The poem opens as the narrator visualizes herself as a four-year-old child as she and her father work in his study. She is cross-stitching a sampler text while her father looks up word origins in the dictionary. The intertwining of the needlework, the etymologies, and the text of the sampler create the thematic web of the poem. The poem hints that carnations are present in the room. In any event, the narrator has apparently said that she calls carnations “Christ’s flowers,” although she can give no reason why. Curiosity has led her father to look up “carnation” in the dictionary. As he does so, the child notes how his eyes look through the magnifying glass he holds. In return, she peers at him through the eye of the needle and then returns to work on the word “beloved.” Later it becomes clear that her sampler has a religious motto and that “beloved” is one part of it.
From the dictionary, the father learns that the root of “carnation” is the Latin word carn, meaning “flesh,” perhaps because the flowers are commonly pink or red.

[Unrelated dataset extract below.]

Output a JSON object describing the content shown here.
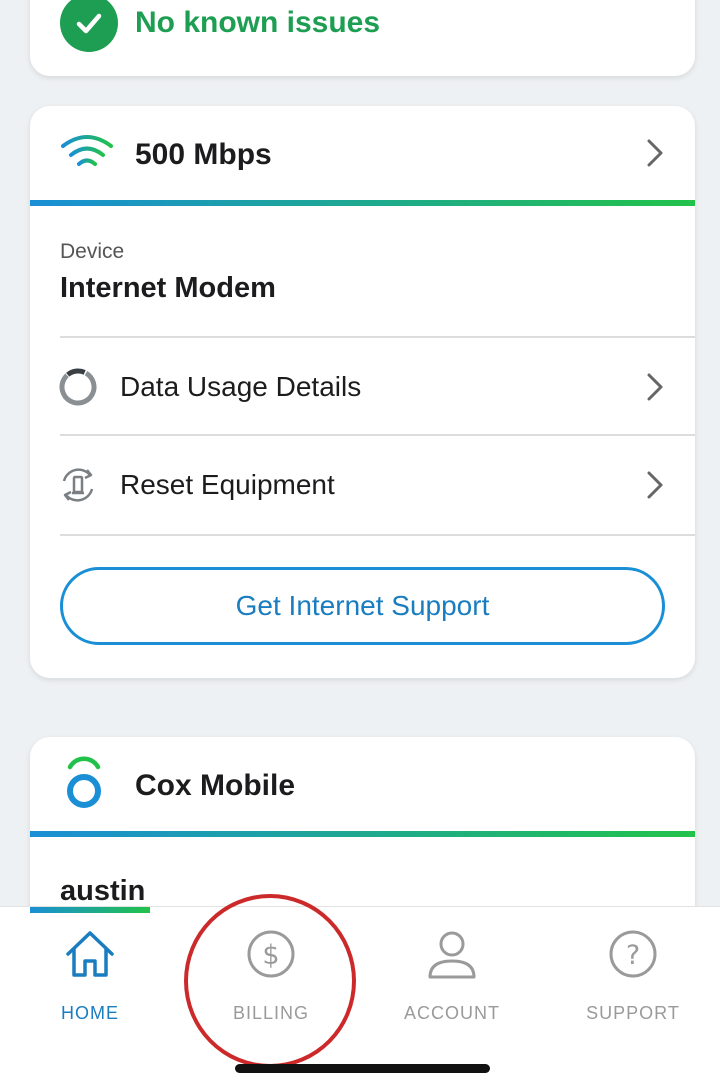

Since the child cannot explain the source of her version of the name, the father goes on, noting the dictionary’s information that carnations are a variety of clove. When he looks up “clove,” he learns that the word has its roots in the French word clou, meaning “nail.” At about that moment, the child accidently stabs herself with her needle, running it into her finger clear to the bone. When she cries out in pain, her father gently touches the wound, just as earlier he had gently touched the words on the page.
In addition to these actions, Schnackenberg records the words of the sampler’s motto, “Thy blood so dearly bought,” and two other sentences, the origins of which are not entirely clear. One is “Child, it’s me,” which the child hears in the squeak of her scissors; the other is punctuated as an isolated sentence in quotation marks in the poem: “’The obligation due to every thing/ That’s smaller than the universe.’” In the context of the rest of the poem’s references, the first of these sentences may come as Christ addresses the little girl. The second is treated as if it is part of the dictionary’s entry and must be read as a commentary on the word “carnation.”
Forms and Devices
“Supernatural Love” is written in nineteen three-line stanzas of iambic pentameter. The three rhyming words of each stanza share a single rhyme sound. The three-line stanza (called terza rima when it rhymes aba, bcb, and so on) was most notably used by the medieval poet Dante Alighieri (1265-1321) in his long narrative poem The Divine Comedy, in which he used it to honor the doctrine of the Trinity—the Christian doctrine of the essential unity of God as Father, Son, and Holy Spirit. Schnackenberg, as a poet who frequently uses formal structures, would be well aware of the traditions of this verse form. In this poem, the triplets harmonize with the poem’s theme of supernatural love, love which in Christian doctrine was expressed by God’s appearing in human flesh on earth in the person of Jesus.
In the poem, this theme emerges from a network of images concerning the carnations, their roots (both real roots and etymologies), flesh, blood, and nails. The “iron-fresh” scent of the flowers floats up to the child narrator, a scent she calls “drifted, bitter, secret ecstasy.” In a context which has already united the flowers with the idea of Christ, this reference to iron and bitterness inevitably suggests the crucifixion, a reference which is reinforced when the father’s dictionary identifies cloves with a word for “nail.” Significantly, the father reads the definition twice, “as if he hasn’t understood,” just as the child, who cannot yet read, does not understand the text she is cross-stitching. Moreover, the dictionary’s reference to cloves as a spice also suggests the spices with which Jesus’s body was prepared for burial. The very X’s of the child’s cross-stitching use the Greek letter chi, the first letter of the Greek word for Christ and a traditional abbreviation of Christ’s name. This union of images is what makes the narrator say, “The incarnation blossoms, flesh and nail.” The pun on “blossom” is one of several puns in the poem, including the “cross” stitching of the child’s needle work and the “roots” of both words and flowers.
As the child twists the threads of her work “like stems,” she accidently jabs herself. She has been working the phrase “Thy blood so dearly bought,” an explanation of Christian understanding of the meaning of the crucifixion—Christ’s blood was the high price paid for human salvation. Now the blood being shed is the child’s; it reminds her of the threads she has been working with, and she calls for her father using the intimate “Daddy daddy,” which is undoubtedly intended to recall for the reader Jesus’s use of a similar word (Abba) in addressing his heavenly father. In response, her father gently touches her injury, just as before he gently touched the dictionary’s page. Now the italicized “Child, it’s me,” which earlier seemed to emerge from the flowers and the child’s scissors, sounds like a reassurance both from her father and from Christ himself; it is the sort of thing a loving parent might say to an injured child.